6

6 3 0
                                    

Ica melangkah menyusuri lorong sekolah siang ini, pasalnya semenjak istirahat sampai sudah bel masuk begini Dinda tidak kunjung masuk kelas, memang sedang jamkos jadi mungkin saja Dinda sedang berada di suatu tempat.

"Yaampun nyariin itu anak kemana lagi dah gua". Ica mengeluh capek mencari temannya yang satu itu.

"Eh tunggu dulu, hari ini pak Habibi masuk di kelas 12 MIPA 2, dan posisi kelas itu berhadapan dengan lapangan basket. Kayaknya gua tau harus nyari Dinda kemana". Ica segera lari menuju lapangan basket sekolah dan benar saja Dinda tengah bermain basket di sana. Panas terik seperti ini dia bermain basket bukan tanpa alasan, melainkan demi melihat guru tertampan seantero sekolah. Lihat saja sekarang dia melakukan tembakan tapi dengan arah yang ngasal alias itu mata dipakai buat ngelihat pak Habibi.

"Woy!". Ingin rasanya Ica menyeret Dinda sekarang juga.

"Anjir! Buat kaget gua lu"

"Bisa-bisanya lu ya, gua capek nyariin lu, tau-taunya lagi panas-panas di sini sambil ngelihat pak Habibi ya, bagus!"

"Gini nih, lu tau kan udara lagi panas nah dengan gua melihat ayang bibi membuat udara sekitar menjadi sejuk"

"Zina itu zina, ayok balek ke kelas". Ica menyeret paksa Dinda tanpa ampun.

"Gila lu yaa, lu kira gua karung sampah apa maen seret kayak gini". Ica pun memberhentikan langkahnya.

"Ingat lu lagi masa pedekatean sama Bariq jaga sikap", jelas Ica.

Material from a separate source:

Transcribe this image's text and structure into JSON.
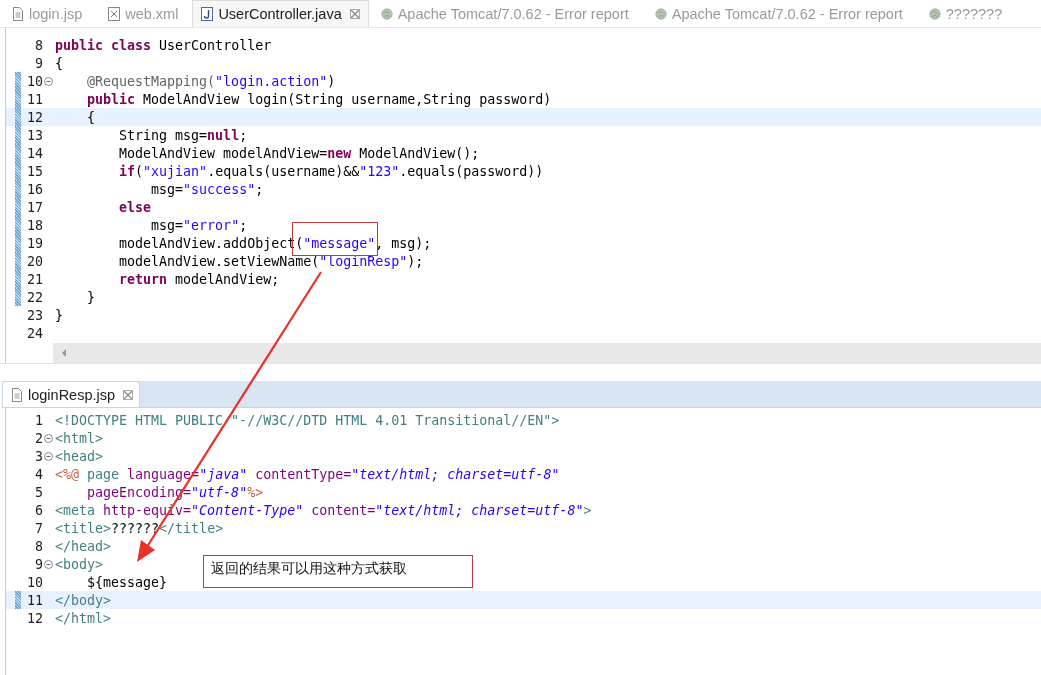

"Ca gua emang sedikit kagum sama Bariq, tapi bukan berarti gua harus berubah supaya Bariq suka sama gua". Setelah berkata seperti itu Dinda pergi meninggalkan Ica. Kali ini Ica benar-benar kelewatan.

"Din tunggu, bukan gitu maksud gua". Dinda terus saja melangkah menjauh dari Ica.

____

Di sinilah Dinda sekarang, di taman belakang perpustakaan. Dinda sering kemari jika dia sedang tidak baik-baik saja.

"Gua tau, gua bukan cewek Sholehah yang mungkin Bariq inginkan, tapi gak sampe segitunya gua harus berubah hanya supaya dia bisa tertarik sama gua".

Srek

Ada suara langkah kaki mendekat, Dinda langsung mencari sumber suara itu. Ternyata Ica yang berjalan mendekat.

"Din sorry banget, gua gak bermaksud apa-apa gua cuman mau lu dapat yang terbaik tanpa harus merasa tersakiti lagi", jelas Ica.

"Iya udah santai aja"

"Gini deh, besok kan acara ulang tahun Bariq, gua jemput lu dari rumah. Lu siap-siap".

"Oke. Yaudah yuk balik"

____

Dinda tengah memikirkan baju yang mana yang akan dia pakai untuk acara Bariq malam ini. Untuk kado? Tenang saja Dinda sudah menyiapkannya jauh-jauh hari, mungkin saja benar, Dinda mulai tertarik kepada Bariq.

"Buset ini baju gak ada yang muslimah sejati apa yak, modelan ughtea ughtea semua mah ini". Dinda kesal melihat semua tumpukan bajunya, pasalnya tidak ada satu pun baju yang menurutnya cukup syar'i untuk dikenakan pada acara syukuran Bariq.

"Kenapa sih kak dari tadi bunda dengar kayak ngomel-ngomel gitu". Bunda pun masuk mengecek keadaan anak gadisnya.

"Ini Bun, bajunya gak ada yang pantes kayaknya"

"Ini pakai". Bunda mengambil satu dress putih simple dengan motif bunga-bunga kecil di dalamnya.

"Nah untuk hijabnya kamu bisa pakai yang warna hijau ini".